Bhagavad Gita- Chapter 4 (Part-2) Jnaana Karma Sanyaasa Yogah- Renunciation of Action in Knowledge


shreyan dravyamayaadyajnaaj jnaanayajnah parantapa
    sarvam karmaakhilam paartha jnaane parisamaapyate  // 4.33 //

Superior is the knowledge-sacrifice  to all material sacrifices, O Parantapa.   All actions in their entirety, O Partha, culminate in wisdom.

Sri Krishna explains that Gnana  Yagna, the offering of our ignorance into the Fire of Knowledge - acquired and  experienced- is the noblest of all the activities. Compared with the  formalistic ritualism with material offerings (Dravya Yagna), Gnana Yagna -  destroying the misunderstanding in the fire of right understanding - is  superior because sacrifices with material objects produce only material results  while the Knowledge of the Self, Brahman, ends desire, the source of all  activity and therefore all actions get themselves fulfilled. Hence Sri Krishna  says `all actions in their entirety culminate in Knowledge’. The goal is the  life giving wisdom, which gives us freedom of action and liberation from the  bondage of work.


tadviddhi pranipaatena pariprashnena sevayaa
    upadekshyanti te jnaanam jnaaninas tattwadarshinah  // 4.34 //

Learn it by prostration, by inquiry  and by service. The wise who have realized the Truth will teach you in that  Knowledge.

The method of gaining the  Knowledge by which all actions get exhausted is told here.  The verse explains the qualities of a teacher  who alone can give guidance on the Path of Knowledge. It also prescribes the  mental attitude and intellectual approach that a student should possess for  having an effective and rewarding Guru-Sishya relationship.

The student acquires knowledge of  the Self by: 
• Prostration:   It is not only the show of physical surrender by prostration before the  Master by the student but an intellectual attitude of humility, reverence and  obedience when he approaches the teacher for receiving instructions. The  student should exhibit readiness to understand, grasp and follow the Master's  instructions.
• Inquiry: The student should be ever ready to  raise doubts about bondage and liberation and about knowledge and ignorance  etc. and have them clarified from the Teacher within the limits of devotion and  respect. Discussions between the teacher and the taught bring forth the best  from the teacher which gets transferred to the student.
• Service: Service does not imply any physical  service or offering of material objects but it means the attunement of the  student to the principles of life advised to him by the Master.

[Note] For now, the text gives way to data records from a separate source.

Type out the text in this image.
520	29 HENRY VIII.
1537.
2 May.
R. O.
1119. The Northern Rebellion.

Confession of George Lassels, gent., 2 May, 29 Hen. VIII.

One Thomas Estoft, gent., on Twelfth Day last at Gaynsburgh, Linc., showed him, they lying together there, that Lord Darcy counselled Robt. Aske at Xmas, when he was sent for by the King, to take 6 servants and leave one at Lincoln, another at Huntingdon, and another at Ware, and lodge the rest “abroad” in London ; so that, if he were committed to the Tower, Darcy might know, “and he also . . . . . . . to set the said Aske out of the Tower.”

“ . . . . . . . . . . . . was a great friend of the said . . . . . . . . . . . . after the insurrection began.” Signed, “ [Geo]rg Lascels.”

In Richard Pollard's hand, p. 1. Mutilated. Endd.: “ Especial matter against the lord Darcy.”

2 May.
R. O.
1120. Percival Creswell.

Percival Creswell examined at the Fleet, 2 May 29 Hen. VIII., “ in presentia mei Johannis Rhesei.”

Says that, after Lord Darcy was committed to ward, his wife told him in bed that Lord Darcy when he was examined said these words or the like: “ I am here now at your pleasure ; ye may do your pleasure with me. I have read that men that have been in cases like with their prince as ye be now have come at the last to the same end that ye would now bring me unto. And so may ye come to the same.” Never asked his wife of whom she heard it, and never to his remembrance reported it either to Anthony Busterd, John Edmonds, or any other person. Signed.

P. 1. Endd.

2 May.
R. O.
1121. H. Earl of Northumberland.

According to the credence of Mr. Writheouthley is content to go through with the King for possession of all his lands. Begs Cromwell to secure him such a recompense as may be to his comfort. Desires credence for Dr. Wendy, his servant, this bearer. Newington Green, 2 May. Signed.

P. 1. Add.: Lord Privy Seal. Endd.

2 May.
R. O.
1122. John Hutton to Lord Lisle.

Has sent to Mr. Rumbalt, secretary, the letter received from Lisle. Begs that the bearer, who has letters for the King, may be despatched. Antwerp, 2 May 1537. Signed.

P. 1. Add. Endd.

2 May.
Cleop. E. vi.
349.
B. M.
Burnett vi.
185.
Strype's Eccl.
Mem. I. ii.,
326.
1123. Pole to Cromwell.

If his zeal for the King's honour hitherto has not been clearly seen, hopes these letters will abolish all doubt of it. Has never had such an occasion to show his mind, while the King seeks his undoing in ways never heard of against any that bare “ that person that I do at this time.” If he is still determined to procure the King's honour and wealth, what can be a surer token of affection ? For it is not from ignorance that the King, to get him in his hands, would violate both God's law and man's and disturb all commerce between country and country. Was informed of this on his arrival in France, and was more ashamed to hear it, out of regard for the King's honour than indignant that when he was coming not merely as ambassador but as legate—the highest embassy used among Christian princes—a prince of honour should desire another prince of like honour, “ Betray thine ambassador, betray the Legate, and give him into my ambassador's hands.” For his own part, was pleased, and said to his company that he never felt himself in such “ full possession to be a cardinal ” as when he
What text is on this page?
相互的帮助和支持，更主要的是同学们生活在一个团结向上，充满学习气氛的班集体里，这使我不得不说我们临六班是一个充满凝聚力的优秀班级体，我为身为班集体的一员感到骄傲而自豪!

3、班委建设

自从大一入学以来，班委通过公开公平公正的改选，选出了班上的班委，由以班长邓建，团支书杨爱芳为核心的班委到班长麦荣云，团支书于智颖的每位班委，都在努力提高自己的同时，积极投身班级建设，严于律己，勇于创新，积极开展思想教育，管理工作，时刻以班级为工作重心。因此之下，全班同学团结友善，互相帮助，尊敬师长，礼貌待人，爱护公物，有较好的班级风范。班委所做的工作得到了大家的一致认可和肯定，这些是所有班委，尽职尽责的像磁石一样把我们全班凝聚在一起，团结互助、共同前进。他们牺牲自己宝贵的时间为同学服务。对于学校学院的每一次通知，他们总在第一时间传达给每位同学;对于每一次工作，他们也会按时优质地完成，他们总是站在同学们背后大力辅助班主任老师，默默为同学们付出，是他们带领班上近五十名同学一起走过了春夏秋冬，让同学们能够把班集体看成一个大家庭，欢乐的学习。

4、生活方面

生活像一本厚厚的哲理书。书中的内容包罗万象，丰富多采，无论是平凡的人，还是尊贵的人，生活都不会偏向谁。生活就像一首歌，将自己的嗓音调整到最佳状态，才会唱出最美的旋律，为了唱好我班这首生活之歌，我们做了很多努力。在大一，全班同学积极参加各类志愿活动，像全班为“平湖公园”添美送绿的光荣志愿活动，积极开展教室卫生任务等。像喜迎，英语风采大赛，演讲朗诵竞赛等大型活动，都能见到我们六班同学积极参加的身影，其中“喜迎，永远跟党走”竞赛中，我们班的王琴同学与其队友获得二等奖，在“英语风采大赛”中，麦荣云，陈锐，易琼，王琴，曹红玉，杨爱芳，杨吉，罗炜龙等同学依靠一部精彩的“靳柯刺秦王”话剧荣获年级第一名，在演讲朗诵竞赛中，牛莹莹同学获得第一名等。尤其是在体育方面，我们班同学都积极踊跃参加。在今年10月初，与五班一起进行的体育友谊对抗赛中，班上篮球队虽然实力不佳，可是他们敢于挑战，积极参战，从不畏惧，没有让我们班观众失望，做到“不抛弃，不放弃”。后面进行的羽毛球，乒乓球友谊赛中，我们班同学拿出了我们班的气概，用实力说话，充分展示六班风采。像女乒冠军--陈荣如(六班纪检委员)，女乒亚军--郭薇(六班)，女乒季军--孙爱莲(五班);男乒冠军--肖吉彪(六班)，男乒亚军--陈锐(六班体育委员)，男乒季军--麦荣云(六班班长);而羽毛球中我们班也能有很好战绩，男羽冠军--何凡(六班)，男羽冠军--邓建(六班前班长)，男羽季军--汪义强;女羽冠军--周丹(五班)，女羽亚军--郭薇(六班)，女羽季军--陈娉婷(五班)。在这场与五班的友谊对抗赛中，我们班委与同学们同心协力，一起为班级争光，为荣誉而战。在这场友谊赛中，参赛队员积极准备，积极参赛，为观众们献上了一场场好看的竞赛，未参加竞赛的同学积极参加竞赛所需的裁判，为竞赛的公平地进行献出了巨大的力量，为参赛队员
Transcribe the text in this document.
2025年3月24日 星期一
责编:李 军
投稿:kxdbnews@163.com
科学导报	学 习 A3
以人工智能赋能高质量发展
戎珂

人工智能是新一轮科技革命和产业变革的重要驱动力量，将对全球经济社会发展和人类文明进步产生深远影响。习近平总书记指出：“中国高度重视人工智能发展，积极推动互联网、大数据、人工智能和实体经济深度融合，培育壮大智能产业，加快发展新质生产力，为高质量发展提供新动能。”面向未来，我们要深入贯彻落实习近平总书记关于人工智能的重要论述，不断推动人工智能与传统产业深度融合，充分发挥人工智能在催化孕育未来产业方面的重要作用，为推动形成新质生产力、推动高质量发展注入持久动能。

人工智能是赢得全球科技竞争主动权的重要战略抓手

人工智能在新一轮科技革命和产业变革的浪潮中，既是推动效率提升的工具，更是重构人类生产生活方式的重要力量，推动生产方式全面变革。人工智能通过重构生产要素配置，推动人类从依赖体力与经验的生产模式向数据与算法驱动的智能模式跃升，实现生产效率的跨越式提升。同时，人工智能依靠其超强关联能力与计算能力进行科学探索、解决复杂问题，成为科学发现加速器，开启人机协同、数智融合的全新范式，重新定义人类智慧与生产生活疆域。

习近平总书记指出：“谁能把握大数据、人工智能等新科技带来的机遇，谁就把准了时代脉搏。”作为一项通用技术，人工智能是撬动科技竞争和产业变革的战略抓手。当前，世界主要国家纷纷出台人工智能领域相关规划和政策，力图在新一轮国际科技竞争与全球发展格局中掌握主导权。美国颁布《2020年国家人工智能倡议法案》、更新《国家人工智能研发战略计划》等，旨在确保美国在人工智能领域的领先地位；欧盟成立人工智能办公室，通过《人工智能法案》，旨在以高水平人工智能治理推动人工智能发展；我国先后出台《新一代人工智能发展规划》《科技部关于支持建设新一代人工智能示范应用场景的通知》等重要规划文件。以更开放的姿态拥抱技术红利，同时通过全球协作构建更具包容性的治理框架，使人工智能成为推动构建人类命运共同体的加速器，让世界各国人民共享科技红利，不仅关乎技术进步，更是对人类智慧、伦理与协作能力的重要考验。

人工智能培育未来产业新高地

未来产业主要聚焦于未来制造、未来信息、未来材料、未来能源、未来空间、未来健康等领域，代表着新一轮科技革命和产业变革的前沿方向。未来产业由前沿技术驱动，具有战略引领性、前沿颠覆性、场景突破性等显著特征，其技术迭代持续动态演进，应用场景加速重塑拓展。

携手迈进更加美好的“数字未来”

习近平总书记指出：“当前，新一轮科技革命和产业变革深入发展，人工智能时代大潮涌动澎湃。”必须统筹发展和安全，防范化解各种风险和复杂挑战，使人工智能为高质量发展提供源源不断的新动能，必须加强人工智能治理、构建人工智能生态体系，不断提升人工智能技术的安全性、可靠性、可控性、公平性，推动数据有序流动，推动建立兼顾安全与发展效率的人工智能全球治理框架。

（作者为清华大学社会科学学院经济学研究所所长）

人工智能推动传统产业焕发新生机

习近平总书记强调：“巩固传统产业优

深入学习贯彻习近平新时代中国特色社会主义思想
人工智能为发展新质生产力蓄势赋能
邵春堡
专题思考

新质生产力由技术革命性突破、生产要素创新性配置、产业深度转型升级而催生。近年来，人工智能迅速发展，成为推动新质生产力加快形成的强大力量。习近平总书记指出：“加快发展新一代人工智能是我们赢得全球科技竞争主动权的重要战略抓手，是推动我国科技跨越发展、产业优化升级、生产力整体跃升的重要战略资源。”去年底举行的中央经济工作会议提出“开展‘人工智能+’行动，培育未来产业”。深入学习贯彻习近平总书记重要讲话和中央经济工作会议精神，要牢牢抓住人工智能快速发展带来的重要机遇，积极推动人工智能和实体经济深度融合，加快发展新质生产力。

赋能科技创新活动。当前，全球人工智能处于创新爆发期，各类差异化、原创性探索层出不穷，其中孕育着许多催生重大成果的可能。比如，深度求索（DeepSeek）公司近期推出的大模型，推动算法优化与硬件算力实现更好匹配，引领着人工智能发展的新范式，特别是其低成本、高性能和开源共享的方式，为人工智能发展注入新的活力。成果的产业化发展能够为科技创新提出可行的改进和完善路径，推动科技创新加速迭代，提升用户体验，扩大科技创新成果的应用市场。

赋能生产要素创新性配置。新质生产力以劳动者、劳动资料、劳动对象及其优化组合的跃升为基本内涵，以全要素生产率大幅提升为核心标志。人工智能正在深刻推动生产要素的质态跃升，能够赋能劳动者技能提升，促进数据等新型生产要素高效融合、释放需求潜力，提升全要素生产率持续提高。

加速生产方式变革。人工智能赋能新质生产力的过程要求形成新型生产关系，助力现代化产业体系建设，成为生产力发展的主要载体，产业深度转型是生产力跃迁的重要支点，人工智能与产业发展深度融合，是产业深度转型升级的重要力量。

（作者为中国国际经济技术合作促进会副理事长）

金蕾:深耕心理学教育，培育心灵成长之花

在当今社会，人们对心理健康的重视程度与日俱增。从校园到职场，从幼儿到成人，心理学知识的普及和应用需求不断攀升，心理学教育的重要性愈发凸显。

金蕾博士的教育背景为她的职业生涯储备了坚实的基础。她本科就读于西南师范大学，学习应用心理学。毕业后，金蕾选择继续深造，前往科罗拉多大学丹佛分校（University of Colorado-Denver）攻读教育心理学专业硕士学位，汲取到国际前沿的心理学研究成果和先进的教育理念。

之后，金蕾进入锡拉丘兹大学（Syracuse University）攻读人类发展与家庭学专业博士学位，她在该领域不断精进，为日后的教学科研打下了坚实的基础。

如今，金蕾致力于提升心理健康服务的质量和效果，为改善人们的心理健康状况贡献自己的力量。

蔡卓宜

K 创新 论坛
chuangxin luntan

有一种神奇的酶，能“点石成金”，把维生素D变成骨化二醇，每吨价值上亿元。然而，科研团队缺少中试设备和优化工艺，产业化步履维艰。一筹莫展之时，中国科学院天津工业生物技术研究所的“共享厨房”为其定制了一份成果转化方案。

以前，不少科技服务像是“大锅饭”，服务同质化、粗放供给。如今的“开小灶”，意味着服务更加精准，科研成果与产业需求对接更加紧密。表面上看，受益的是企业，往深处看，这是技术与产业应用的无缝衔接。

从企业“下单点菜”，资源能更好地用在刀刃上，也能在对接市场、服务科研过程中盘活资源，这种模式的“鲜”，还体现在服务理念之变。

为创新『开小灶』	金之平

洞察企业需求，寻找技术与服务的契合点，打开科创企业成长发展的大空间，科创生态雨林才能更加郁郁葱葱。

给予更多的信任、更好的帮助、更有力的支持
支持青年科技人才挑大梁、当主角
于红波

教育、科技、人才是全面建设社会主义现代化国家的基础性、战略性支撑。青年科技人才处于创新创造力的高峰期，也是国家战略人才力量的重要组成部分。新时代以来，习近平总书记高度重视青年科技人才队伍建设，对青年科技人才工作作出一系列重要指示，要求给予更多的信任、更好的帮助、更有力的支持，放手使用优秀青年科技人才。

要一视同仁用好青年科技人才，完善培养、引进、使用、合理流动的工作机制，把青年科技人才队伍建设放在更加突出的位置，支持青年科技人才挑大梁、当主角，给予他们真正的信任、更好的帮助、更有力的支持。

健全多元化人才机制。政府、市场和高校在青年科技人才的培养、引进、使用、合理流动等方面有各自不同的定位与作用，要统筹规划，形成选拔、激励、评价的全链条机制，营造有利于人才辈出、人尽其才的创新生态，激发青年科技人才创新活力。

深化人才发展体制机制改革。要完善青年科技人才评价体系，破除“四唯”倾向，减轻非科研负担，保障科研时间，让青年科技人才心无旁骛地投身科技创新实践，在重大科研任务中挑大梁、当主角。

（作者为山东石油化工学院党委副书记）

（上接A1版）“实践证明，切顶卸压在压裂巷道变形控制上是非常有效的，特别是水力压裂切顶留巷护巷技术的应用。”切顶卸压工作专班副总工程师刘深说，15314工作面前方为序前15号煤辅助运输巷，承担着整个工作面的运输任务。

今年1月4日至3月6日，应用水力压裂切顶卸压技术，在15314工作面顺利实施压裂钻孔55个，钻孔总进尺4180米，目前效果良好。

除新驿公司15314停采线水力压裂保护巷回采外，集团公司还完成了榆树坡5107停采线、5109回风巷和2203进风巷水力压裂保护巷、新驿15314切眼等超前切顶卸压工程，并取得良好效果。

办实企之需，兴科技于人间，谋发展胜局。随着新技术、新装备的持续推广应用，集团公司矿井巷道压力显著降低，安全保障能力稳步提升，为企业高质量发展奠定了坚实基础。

The qualifications of a fully  useful teacher are:
• perfect knowledge of the Scriptures and
• a subjective experience of the Infinite Reality.

Sri Krishna means to say that  mere theoretical knowledge, however perfect, does not qualify a person to be a  Guru.  The Truth or Brahman must be realized  before one can claim that most elevated position. That knowledge alone which is  imparted by those who have full personal enlightenment can prove effective and  not any other because he who has no subjective experience of what is taught  cannot understand the inner meaning of the scriptures just as a spoon cannot  have any idea of the soup. This verse makes out that in spiritual life faith  comes first, then knowledge and then experience.


yajjnaatwaa na punarmoham evam yaasyasi paandava
    yena bhootaanyasheshena drakshyasyaatmanyatho mayi  // 4.35 //

Knowing that, O Pandava, you will  not again get deluded like this: and by that you will see all beings in your  own Self and also in Me.

Sri Krishna declares that after  gaining the Knowledge of Brahman (referred to in the previous verse, to be  learnt from the Guru) one will be able to recognize the entire creation,  constituted of the world of objects, emotions and ideas, as nothing but the  Self which is none other than `Me', The Lord, The Paramatman, just as having recognized  the ocean, all the waves are recognized as nothing but the ocean itself. The  Self and the Lord are identical. All beings too are identical with the immortal  Self; through ignorance they appear as separate.

Meaning thereby, that having  received the true knowledge from a teacher one will realize the identity of the  individual Self and God and he will not be subject to any confusion again like Arjuna  now. Here the confusion of Arjuna refers to his despondency about killing of  his kith and kin assembled on the battlefield.

api chedasi paapebhyah sarvebhyah paapakrittamah
    sarvam jnaanaplavenaiva vrijinam santarishyasi  // 36 //

Even if you are the most  sinful of all sinners, yet you shall verily cross all sins by the raft of  Knowledge.

Gita, being a scripture for  living, says here that even if one is the most sinful among the entire sinful,  one can attain salvation and cross the world of imperfections through the Knowledge  of the Self.

Sin is an act of ego forgetting  its own divine nature. It is an act indulged in by man in his delusion catering  to his baser instincts with the hope of achieving bliss. To rediscover that our  ego is nothing other than the Self in us and to live thereafter as the Self of  all is called true wisdom - Jnana.   Having thus realized one's own true nature, the material objects do not  have any attraction to such an individual.